Tout regret ne constitue pas nécessairement une réclamation au sens juridique. Et toute réclamation ne commence pas forcément par un regret. Ce qui compte juridiquement, c’est le parcours : les soins ont-ils été dispensés comme il se doit ? Évaluez votre propre parcours à l’aune de ces questions : plus vous répondez « non » à ces questions, plus votre position éventuelle est solide.
Consentement éclairé
- Vous a-t-on indiqué que les fondements scientifiques de l’efficacité à long terme sont contestés (NICE 2020, SBU 2022, Cass 2024) ?
- Vous a-t-on expliqué que 96 à 98 % des jeunes qui commencent un traitement par inhibiteurs de la puberté passent ensuite à un traitement hormonal de l’autre sexe, et que la métaphore du « bouton pause » est en réalité inexacte ?
- Vous a-t-on expliqué que les inhibiteurs de la puberté peuvent avoir des effets structurels sur la densité osseuse et éventuellement sur le développement cérébral ?
- Vous a-t-on explicitement averti que le traitement hormonal peut entraîner une stérilité permanente, et que la cryoconservation des gamètes est souvent physiologiquement impossible lorsqu’elle est initiée au début de la puberté ?
- Vous a-t-on informé de l’existence du désistement ?
- Avez-vous discuté des alternatives — notamment une approche attentiste et le recours exclusif à la psychothérapie ?
- Avez-vous discuté des effets prévisibles sur le fonctionnement sexuel et l’orgasme ?
Diagnostic
- Un examen approfondi a-t-il été réalisé pour détecter d’éventuelles comorbidités telles que l’autisme, la dépression, les troubles anxieux, les traumatismes ou les troubles alimentaires ?

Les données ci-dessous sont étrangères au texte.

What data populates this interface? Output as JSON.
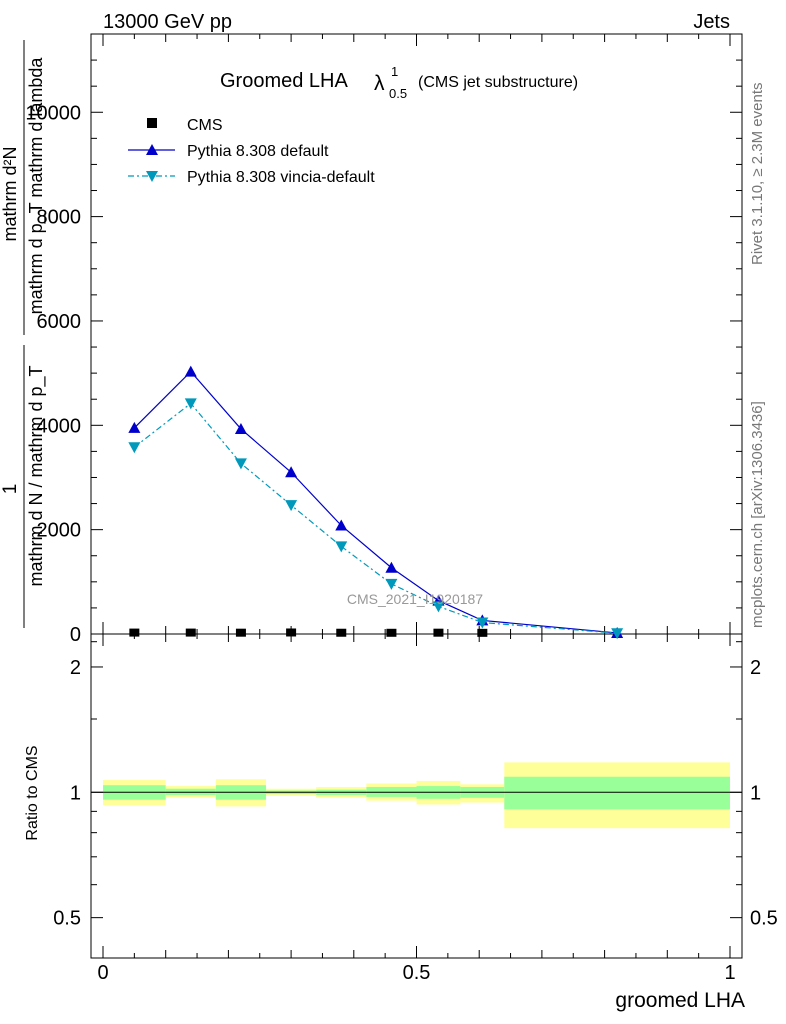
{
  "header": {
    "left": "13000 GeV pp",
    "right": "Jets"
  },
  "side_text": {
    "rivet": "Rivet 3.1.10, ≥ 2.3M events",
    "mcplots": "mcplots.cern.ch [arXiv:1306.3436]"
  },
  "title": {
    "main": "Groomed LHA",
    "symbol": "λ",
    "sup": "1",
    "sub": "0.5",
    "note": "(CMS jet substructure)"
  },
  "watermark": "CMS_2021_I1920187",
  "upper_ylabel": {
    "numerator": "1",
    "denominator": "mathrm d N / mathrm d p_T",
    "rhs_numerator": "mathrm d²N",
    "rhs_denominator": "mathrm d p_T mathrm d lambda"
  },
  "lower_ylabel": "Ratio to CMS",
  "xlabel": "groomed LHA",
  "colors": {
    "pythia_default": "#0000cc",
    "pythia_vincia": "#0099bb",
    "band_inner": "#99ff99",
    "band_outer": "#ffff99",
    "cms": "#000000"
  },
  "chart_data": [
    {
      "type": "line",
      "panel": "main",
      "xlim": [
        0,
        1
      ],
      "ylim": [
        0,
        11500
      ],
      "yticks": [
        0,
        2000,
        4000,
        6000,
        8000,
        10000
      ],
      "ytick_labels": [
        "0",
        "2000",
        "4000",
        "6000",
        "8000",
        "10000"
      ],
      "legend_position": "top-left",
      "series": [
        {
          "name": "CMS",
          "marker": "square",
          "x": [
            0.05,
            0.14,
            0.22,
            0.3,
            0.38,
            0.46,
            0.535,
            0.605
          ],
          "values": [
            8,
            8,
            6,
            10,
            5,
            4,
            6,
            3
          ]
        },
        {
          "name": "Pythia 8.308 default",
          "marker": "triangle-up",
          "line": "solid",
          "x": [
            0.05,
            0.14,
            0.22,
            0.3,
            0.38,
            0.46,
            0.535,
            0.605,
            0.82
          ],
          "values": [
            3950,
            5030,
            3930,
            3100,
            2080,
            1270,
            640,
            260,
            20
          ]
        },
        {
          "name": "Pythia 8.308 vincia-default",
          "marker": "triangle-down",
          "line": "dash-dot",
          "x": [
            0.05,
            0.14,
            0.22,
            0.3,
            0.38,
            0.46,
            0.535,
            0.605,
            0.82
          ],
          "values": [
            3580,
            4420,
            3270,
            2470,
            1680,
            960,
            530,
            220,
            15
          ]
        }
      ]
    },
    {
      "type": "area",
      "panel": "ratio",
      "xlim": [
        0,
        1
      ],
      "ylim": [
        0.4,
        2.4
      ],
      "log_y": true,
      "yticks": [
        0.5,
        1,
        2
      ],
      "ytick_labels": [
        "0.5",
        "1",
        "2"
      ],
      "xticks": [
        0,
        0.5,
        1
      ],
      "xtick_labels": [
        "0",
        "0.5",
        "1"
      ],
      "bins": [
        {
          "x0": 0.0,
          "x1": 0.1,
          "inner": [
            0.96,
            1.04
          ],
          "outer": [
            0.93,
            1.07
          ]
        },
        {
          "x0": 0.1,
          "x1": 0.18,
          "inner": [
            0.985,
            1.02
          ],
          "outer": [
            0.97,
            1.035
          ]
        },
        {
          "x0": 0.18,
          "x1": 0.26,
          "inner": [
            0.96,
            1.04
          ],
          "outer": [
            0.925,
            1.075
          ]
        },
        {
          "x0": 0.26,
          "x1": 0.34,
          "inner": [
            0.99,
            1.01
          ],
          "outer": [
            0.98,
            1.02
          ]
        },
        {
          "x0": 0.34,
          "x1": 0.42,
          "inner": [
            0.985,
            1.015
          ],
          "outer": [
            0.97,
            1.03
          ]
        },
        {
          "x0": 0.42,
          "x1": 0.5,
          "inner": [
            0.975,
            1.03
          ],
          "outer": [
            0.955,
            1.05
          ]
        },
        {
          "x0": 0.5,
          "x1": 0.57,
          "inner": [
            0.965,
            1.035
          ],
          "outer": [
            0.935,
            1.065
          ]
        },
        {
          "x0": 0.57,
          "x1": 0.64,
          "inner": [
            0.97,
            1.03
          ],
          "outer": [
            0.945,
            1.045
          ]
        },
        {
          "x0": 0.64,
          "x1": 1.0,
          "inner": [
            0.91,
            1.09
          ],
          "outer": [
            0.82,
            1.18
          ]
        }
      ],
      "reference_line": 1
    }
  ]
}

- Le cas échéant, ces troubles ont-ils été traités en priorité avant le début de l’intervention hormonale ?
- A-t-on examiné d’autres explications possibles au malaise corporel (traumatisme, orientation sexuelle, influences sociales) ?

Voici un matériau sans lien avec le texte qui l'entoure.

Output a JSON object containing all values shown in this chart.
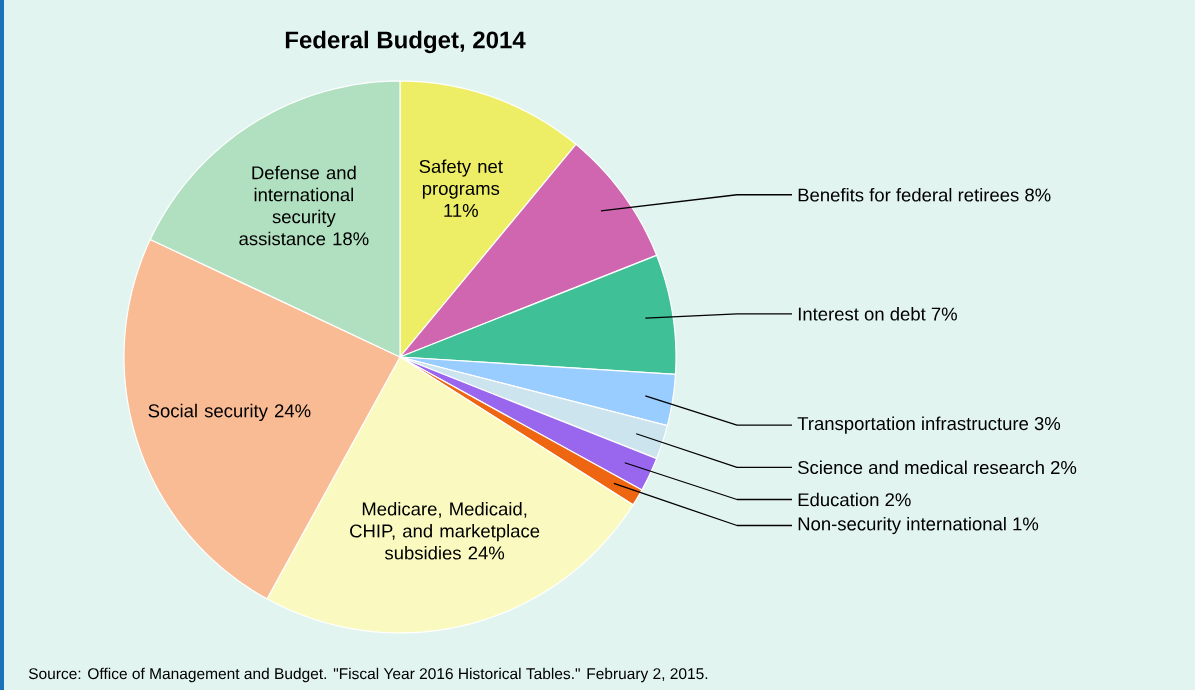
{
  "chart_data": {
    "type": "pie",
    "title": "Federal Budget, 2014",
    "categories": [
      "Safety net programs 11%",
      "Benefits for federal retirees 8%",
      "Interest on debt 7%",
      "Transportation infrastructure 3%",
      "Science and medical research 2%",
      "Education 2%",
      "Non-security international 1%",
      "Medicare, Medicaid, CHIP, and marketplace subsidies 24%",
      "Social security 24%",
      "Defense and international security assistance 18%"
    ],
    "values": [
      11,
      8,
      7,
      3,
      2,
      2,
      1,
      24,
      24,
      18
    ],
    "colors": [
      "#eeee66",
      "#d066b0",
      "#40c096",
      "#99ccff",
      "#cce4ee",
      "#9966ee",
      "#ee6611",
      "#fafac0",
      "#f9bb94",
      "#b0e0c0"
    ],
    "annotations": [
      "Source: Office of Management and Budget. \"Fiscal Year 2016 Historical Tables.\" February 2, 2015."
    ]
  }
}
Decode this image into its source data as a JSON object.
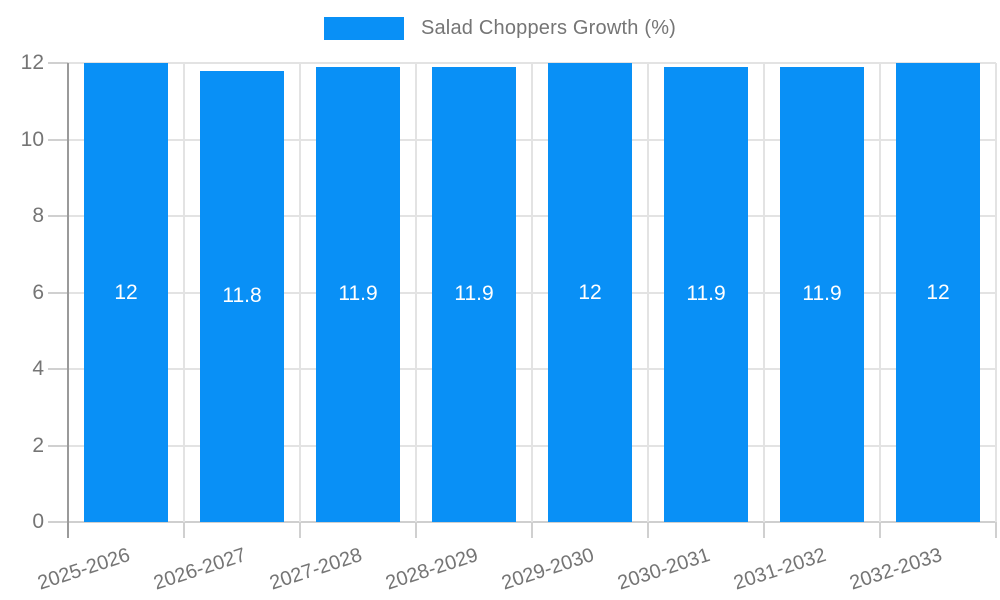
{
  "legend": {
    "label": "Salad Choppers Growth (%)"
  },
  "chart_data": {
    "type": "bar",
    "title": "Salad Choppers Growth (%)",
    "categories": [
      "2025-2026",
      "2026-2027",
      "2027-2028",
      "2028-2029",
      "2029-2030",
      "2030-2031",
      "2031-2032",
      "2032-2033"
    ],
    "series": [
      {
        "name": "Salad Choppers Growth (%)",
        "values": [
          12,
          11.8,
          11.9,
          11.9,
          12,
          11.9,
          11.9,
          12
        ]
      }
    ],
    "bar_labels": [
      "12",
      "11.8",
      "11.9",
      "11.9",
      "12",
      "11.9",
      "11.9",
      "12"
    ],
    "xlabel": "",
    "ylabel": "",
    "ylim": [
      0,
      12
    ],
    "yticks": [
      0,
      2,
      4,
      6,
      8,
      10,
      12
    ],
    "grid": true,
    "legend_position": "top-center",
    "x_tick_rotation_deg": -18,
    "colors": {
      "bar": "#0990f6",
      "bar_label": "#ffffff",
      "axis_text": "#757575",
      "gridline": "#e3e3e3",
      "axis_line": "#9a9a9a",
      "tick": "#d0d0d0"
    }
  }
}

- Combien d’entretiens préliminaires ont eu lieu, et sur quelle période ? Un parcours ayant abouti à un traitement hormonal en quelques mois est juridiquement moins solide qu’un parcours s’étalant sur plusieurs années.
Consentement et âge
- Quel était l’âge du patient lors de la première intervention ?
- Les conséquences ont-elles été expliquées de manière adaptée à son âge — y compris celles qui ne se feront sentir qu’à un âge plus avancé (désir d’avoir des enfants, relations, sexualité) ?

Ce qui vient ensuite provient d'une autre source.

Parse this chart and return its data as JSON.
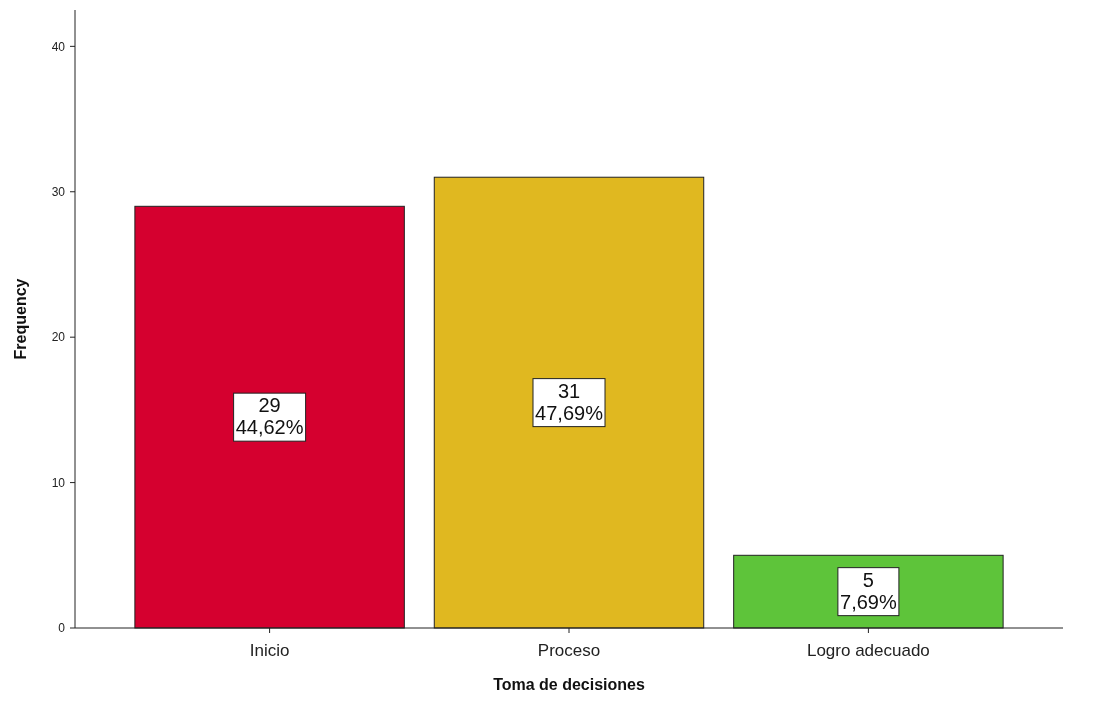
{
  "chart_data": {
    "type": "bar",
    "xlabel": "Toma de decisiones",
    "ylabel": "Frequency",
    "categories": [
      "Inicio",
      "Proceso",
      "Logro adecuado"
    ],
    "values": [
      29,
      31,
      5
    ],
    "colors": [
      "#d5002f",
      "#e0b820",
      "#5ec43a"
    ],
    "value_labels": [
      "29\n44,62%",
      "31\n47,69%",
      "5\n7,69%"
    ],
    "ylim": [
      0,
      42.5
    ],
    "yticks": [
      0,
      10,
      20,
      30,
      40
    ],
    "grid": false
  }
}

- A-t-on vérifié si le mineur était réellement capable de discernement pour prendre cette décision spécifique ?
Étape 2 — Demander le dossier médical
Il s’agit pratiquement de la première étape la plus importante. Sans dossier, il n’y a pas d’affaire. Avec le dossier, vous savez où vous en êtes.
En vertu de l’article 7:456 du Code civil néerlandais, vous avez le droit de consulter et d’obtenir une copie de l’intégralité de votre dossier médical. Pour les mineurs, la demande est effectuée par les parents (jusqu’à 12 ans), conjointement avec l’enfant (de 12 à 16 ans) ou par l’enfant lui-même (à partir de 16 ans). Un patient désormais majeur peut toujours demander lui-même l’intégralité du dossier relatif à son propre traitement, y compris pour les années durant lesquelles il était mineur.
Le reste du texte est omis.